In September, a federal court in Philadelphia upheld the 2006 ban on credit card transactions against a Constitutional challenge that it violated privacy rights.
Frank’s push to legalize the business has made temporary allies out of Frank and the financial sector, at the same time that he is fighting to reform Wall Street. The financial sector has been critical of the 2006 rules because they have been asked to enforce an unclear law, said Floyd Stoner, a lobbyist at the American Bankers Association. His organization also asked the Federal Reserve and Treasury to delay UIGEA.
“We’re not for or against legal gambling on the Internet,’’ said Scott Talbott, head lobbyist at Financial Services Roundtable. “The problem is the bill asked banks to be cops. We should not be the enforcement arm of the US government.’’

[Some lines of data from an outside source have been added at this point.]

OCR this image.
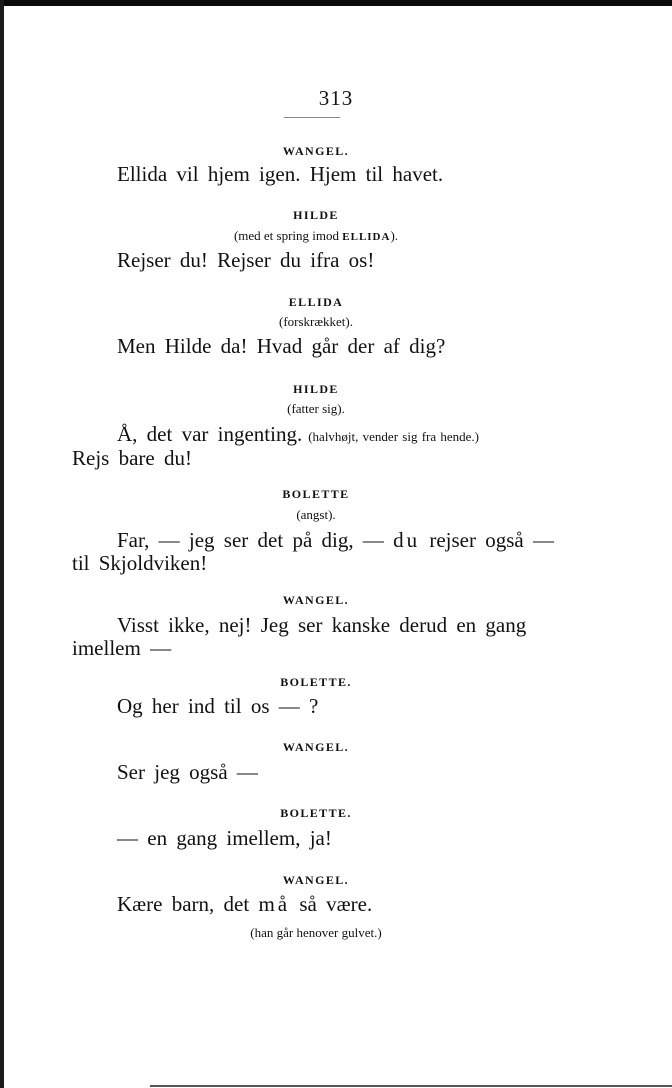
313
WANGEL.
Ellida vil hjem igen. Hjem til havet.
HILDE
(med et spring imod ELLIDA).
Rejser du! Rejser du ifra os!
ELLIDA
(forskrækket).
Men Hilde da! Hvad går der af dig?
HILDE
(fatter sig).
Å, det var ingenting. (halvhøjt, vender sig fra hende.)
Rejs bare du!
BOLETTE
(angst).
Far, — jeg ser det på dig, — du rejser også —
til Skjoldviken!
WANGEL.
Visst ikke, nej! Jeg ser kanske derud en gang
imellem —
BOLETTE.
Og her ind til os — ?
WANGEL.
Ser jeg også —
BOLETTE.
— en gang imellem, ja!
WANGEL.
Kære barn, det må så være.
(han går henover gulvet.)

The antigaming law granted some exceptions, including one on horse racing, to the ban on gambling-related credit-card transactions on the Internet. But the law also did not define how banks should differentiate between legal and illegal gambling. Subsequent compliance guidelines from the Federal Reserve and Treasury have not made a clear distinction.
Last month, MasterCard said it would block all online gambling transactions, including horse racing, which is legal online.
The Kentucky congressional delegation, four Republicans and two Democrats, then asked for the new rules to be delayed. MasterCard changed course and said it won’t block the transactions, and a spokeswoman said it is using the delay to determine what type of Internet gambling is legal.
Steve Verdier, director of congressional affairs with the Independent Community Bankers Association, said he wants Frank’s bill to pass. “Congress created this problem, and I think it’s up to Congress to fix it,’’ Verdier said.